– Это еще не все? – Губернатор округлил глаза.
– Нет, ваше превосходительство, у меня вопрос.
– Задавайте.
– Ваша жена, Елена Павловна, часто посещает могилу покойного мужа?
– А почему вы меня об этом спрашиваете?
– Мы нашли кучера, который показал, что за день до убийства Подкорытина подвозил на Торфяную к дому Пядникова женщину в черном платье, лицо под вуалью, а в руках букет бумажных хризантем. И он, этот кучер, предъявил нам черную ажурную перчатку, которую эта женщина обронила у него в пролетке…
– Погодите, но ведь вы говорили, что нашли перчатку на месте убийства?
– Да, но это была первая перчатка, а та, о которой я вам говорю, вторая! – В подтверждение своих слов начальник сыскной откинул клапан еще не застегнутого портфеля и показал графу обе перчатки. – Вот!
– Это… Ну, кучер… Когда он, в какой день… – Мысли графа путались, он не мог сформулировать вопрос, однако фон Шпинне понял, что тот хотел спросить.
– В какой день кучер подвозил на Торфяную женщину в черном?
– Да, – выдавил из себя губернатор.
– Это было… – Начальник сыскной назвал дату и предположительное время.
– В этот день Елена Павловна ездила на кладбище, и именно с букетом бумажных хризантем. Ее покойный муж очень любил эти цветы, по крайней мере, она мне так говорила… Получается, что она поехала не на кладбище, а… Хорошо, полковник, я сейчас плохо соображаю, вы уж меня извините. Поступайте так, как мы с вами условились.
Глава 36
Беседа фон Шпинне с графиней Можайской
Чего меньше всего ожидала Елена Павловна, так это беседы с начальником сыскной полиции. Когда вечером на ее половину поднялся Иван Аркадьевич и сказал, что завтра в четверть двенадцатого с ней желает говорить Фома Фомич фон Шпинне, она предавалась приличествующему для знатной дамы занятию: решала, что ей в конце концов такое сделать, какой подвиг совершить, чтобы раз и навсегда убить скуку. Скука живет во всех углах, во всех закоулках этого ненавистного дома. Здесь все, решительно все пропитано скукой, начиная от стоящего у входа угрюмого жандарма (после нападения поставили), от которого даже в жару пахнет влажной конской попоной, и заканчивая венчающим конек дома просечным флюгером – прокопченным, трубящим в дудку герольдом. Скука, от нее ведь так устаешь!

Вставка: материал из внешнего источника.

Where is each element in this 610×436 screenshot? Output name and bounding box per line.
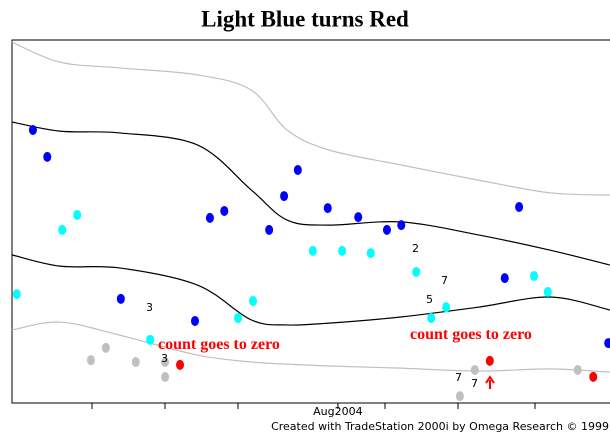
dot — [354, 212, 363, 223]
dot — [573, 364, 582, 375]
dot — [146, 334, 155, 345]
chart-title: Light Blue turns Red — [201, 6, 409, 31]
arrow — [485, 375, 495, 389]
count-label: 5 — [426, 293, 433, 306]
dot — [176, 359, 185, 370]
dot — [234, 313, 243, 324]
dot — [248, 295, 257, 306]
band-line — [11, 121, 610, 266]
dot — [412, 266, 421, 277]
annotation: count goes to zero — [410, 326, 532, 343]
dot — [543, 286, 552, 297]
count-label: 7 — [471, 377, 478, 390]
dot — [455, 391, 464, 402]
dot — [161, 371, 170, 382]
band-line — [11, 41, 610, 196]
dot — [101, 342, 110, 353]
dot — [338, 245, 347, 256]
dot — [485, 355, 494, 366]
dot — [308, 245, 317, 256]
dot — [12, 289, 21, 300]
dot — [366, 248, 375, 259]
count-label: 3 — [161, 352, 168, 365]
dot — [530, 270, 539, 281]
dot — [397, 220, 406, 231]
x-axis-minor-ticks — [91, 403, 536, 409]
x-tick-label: Aug2004 — [313, 405, 362, 418]
dot — [220, 205, 229, 216]
count-label: 7 — [441, 274, 448, 287]
dot — [293, 164, 302, 175]
footer: Created with TradeStation 2000i by Omega… — [271, 420, 609, 433]
dot — [86, 355, 95, 366]
plot-frame — [11, 39, 610, 404]
dot — [427, 313, 436, 324]
count-label: 7 — [455, 371, 462, 384]
dot — [161, 356, 170, 367]
dot — [500, 273, 509, 284]
dot — [205, 212, 214, 223]
dot — [604, 338, 610, 349]
dot — [116, 293, 125, 304]
dot — [73, 209, 82, 220]
count-label: 2 — [412, 242, 419, 255]
band-line — [11, 254, 610, 326]
dot — [190, 315, 199, 326]
dot — [43, 151, 52, 162]
dot — [382, 224, 391, 235]
band-line — [11, 321, 610, 373]
dot — [470, 364, 479, 375]
dot — [515, 201, 524, 212]
annotation: count goes to zero — [158, 336, 280, 353]
dot — [589, 371, 598, 382]
dot — [28, 125, 37, 136]
dot — [442, 302, 451, 313]
dot — [265, 224, 274, 235]
count-label: 3 — [146, 301, 153, 314]
dot — [280, 191, 289, 202]
dot — [323, 203, 332, 214]
dot — [58, 224, 67, 235]
dot — [131, 356, 140, 367]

– А кто это, фон Шпинне? – спросила у мужа удивленная Елена Павловна.
– Господин фон Шпинне – это начальник губернской сыскной полиции, – ответил граф, и скука тотчас же отступила.
– А что ему нужно? – Елена Павловна смотрела на мужа ясными чистыми глазами. Ни тени смущения или страха. Нет, не такой реакции ожидал губернатор от своей жены, направляясь сюда. Он ожидал, надеялся на испуг и был сильно разочарован. Не то чтобы испуга, даже маленького волнения не угадывалось в поведении Елены Павловны. Она или превосходно владела собой, или на самом деле ничуть не страшилась предстоящей встречи с полицейским. – Что ему нужно? – повторила графиня свой вопрос.
– У него к вам небольшой разговор.
– Небольшой разговор? Как мило! Вы не находите, что это по меньшей мере глупо – разговаривать с человеком, которого никогда не видел?
– Глупо? Может быть, вы и правы. Но тем не менее я настаиваю, вам придется поговорить с начальником сыскной и ответить на все вопросы, которые он задаст…
– Вы мне приказываете?
– Понимайте это как вам будет угодно! – Его превосходительство развернулся на каблуках и ушел. Ни одного лишнего движения, спина прямая, так уходят настоящие мужчины, уверенные в себе и своей правоте. Мужчины, которым было еще что сказать, но они не сказали.
Графиня Можайская, как мы упоминали ранее, была очень красивой женщиной, но кроме красоты, неизвестно по какой причине, природа одарила ее еще и умом. Да, да! Но оговоримся, это был специфический ум, сугубо женский. Поэтому-то остаток вечера после ухода мужа она посвятила не поискам ответа на вопрос, что же нужно от нее начальнику сыскной, а фантазиям на тему, как может выглядеть человек, носящий фамилию фон Шпинне. Сколько она ни старалась (а она очень старалась), начальник сыскной в ее воображении не желал выглядеть по-человечески. В голову лезла всякая восьминогая шерстистая дрянь, да так назойливо, что пробило уже половину первого ночи, а сон все не шел к графине. Пришлось встать и принять успокоительные капли. Горечь во рту какое-то время напоминала о выпитом лекарстве. Затем мысли, точно прибывающий на станцию поезд, замедлили свой ход и остановились. Было слышно, как мерно и успокоенно бьется сердце – тук, тук, тук. Елена Павловна уснула.